You can find travel gadgets at your regular travel store that range from your ubiquitous iPods tricked out with noise canceling headphones, to Olympus’ Tough range of indestructible digital cameras and wearable GPS trackers. The thing is, these gadgets need a certain amount of babysitting – they are heavy, you need to carry them around, and you need worry about how to power them. And of course, these are expensive to buy, and easy to drop (not that it would matter to those Tough cameras). What we’re talking about here is stuff for the frugal traveler – one who doesn’t have a tribal carrying his rucksack behind him, one who needs to do everything himself. For those self-reliant travelers, here are the top travel gadgets you’ll need, ones you won’t need to break the bank for.
Let’s start out with what it takes to pack for a trip. You have your standard 22-inch carry-on piece of luggage, and you have a week’s worth of clothes to pack into it. How do you do it? By using Travel Space Bags, of course. What these bags do at about three dollars a pop is, they let you suck all the spare air out of your clothes bags so you can fit more in less space.
Now that you know what to pack your stuff into, let’s go into what you can pack. Most travel gadgets happen to be electronic, or happen to be very clever. Here’s one that’s neither, but is still extremely useful. It’s an all-in-one tool, a Swiss Army knife. When you’re out there on the Himalayan foothills, and you ride sputters out, you’ll probably kill for one of these. Look at the Leatherman series for some great action when you need it. Some of the models come with pliers to help you strip electrical insulation off, a screwdriver to help you fix the handle of a broken suitcase, a pointy point to help you press a Reset button, and so on. The best part is, they’ll cost you no more than $50 at Amazon, if you go for the top-end stuff.
When you travel anywhere, in the Third World or the First, you simply need to carry a bunch of cash that needs to last you your whole trip; but what about when the pickpockets strike? You don’t want to be marooned in the middle of nowhere with no way to pay for your next drink, do you? Get a money clip; I’m sure there are thieves who know how to outwit this one, but I’ve never personally had a robbery ever since I switched to one of these. If you buy one of those newfangled ones with a built-in flash drive, you’d have a little extra preparation on your hands as well. And while you’re securing things, why not get a nice cable lock to lock your suitcase somewhere, or anything else. The Kryptonite R4 is a great choice, because it gives you not just your standard cable lock with a 3 foot extension cable, it also gives you a flashlight all built into the body. After all this, you’ll spend no more than $20.

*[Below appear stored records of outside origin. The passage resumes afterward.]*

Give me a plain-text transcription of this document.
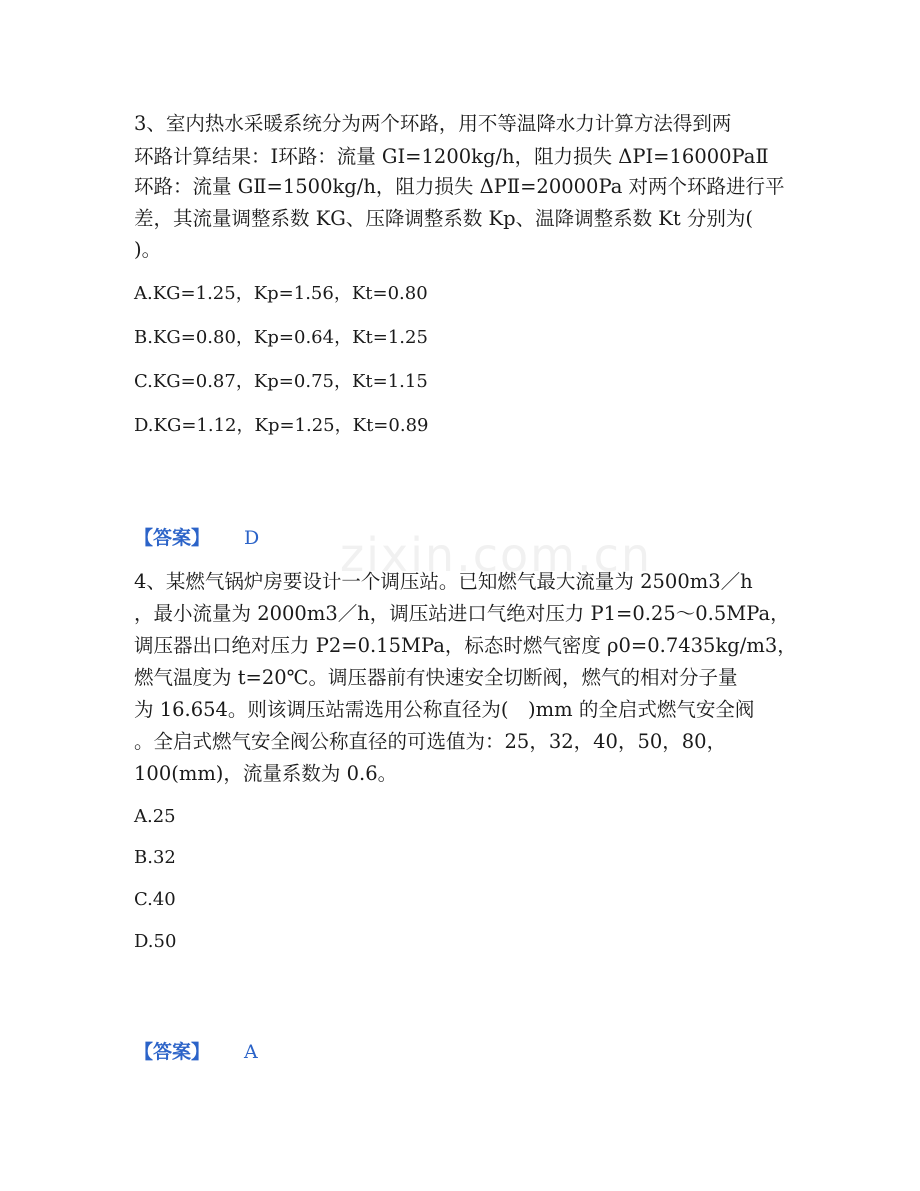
zixin.com.cn
3、室内热水采暖系统分为两个环路，用不等温降水力计算方法得到两
环路计算结果：Ⅰ环路：流量 GI=1200kg/h，阻力损失 ΔPI=16000PaⅡ
环路：流量 GⅡ=1500kg/h，阻力损失 ΔPⅡ=20000Pa 对两个环路进行平
差，其流量调整系数 KG、压降调整系数 Kp、温降调整系数 Kt 分别为(
)。
A.KG=1.25，Kp=1.56，Kt=0.80
B.KG=0.80，Kp=0.64，Kt=1.25
C.KG=0.87，Kp=0.75，Kt=1.15
D.KG=1.12，Kp=1.25，Kt=0.89
【答案】 D
4、某燃气锅炉房要设计一个调压站。已知燃气最大流量为 2500m3／h
，最小流量为 2000m3／h，调压站进口气绝对压力 P1=0.25～0.5MPa，
调压器出口绝对压力 P2=0.15MPa，标态时燃气密度 ρ0=0.7435kg/m3，
燃气温度为 t=20℃。调压器前有快速安全切断阀，燃气的相对分子量
为 16.654。则该调压站需选用公称直径为(　)mm 的全启式燃气安全阀
。全启式燃气安全阀公称直径的可选值为：25，32，40，50，80，
100(mm)，流量系数为 0.6。
A.25
B.32
C.40
D.50
【答案】 A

Now you need to babysit the few pieces of equipment you do have – phone, camera and so on. Simply buy yourself an adapter that will allow you to plug your stuff into a foreign receptacle; but how many of these can you carry? Grab a mini power strip that also supplies power out a couple of USB ports. Belkin has a great range here. You’ll need a little folding tripod like the one from GorillaPod too. They make it so that you can balance your camera just about on any surface, even on a tree. And of course, let’s not forget that you need some babysitting yourself; grab one of the several medical kits they have on the market – like the Adventure Medical Kit with a bunch of perfectly cute ready-made first-aid stuff. So there you go, all things you need, to keep you safe, and to keep you going.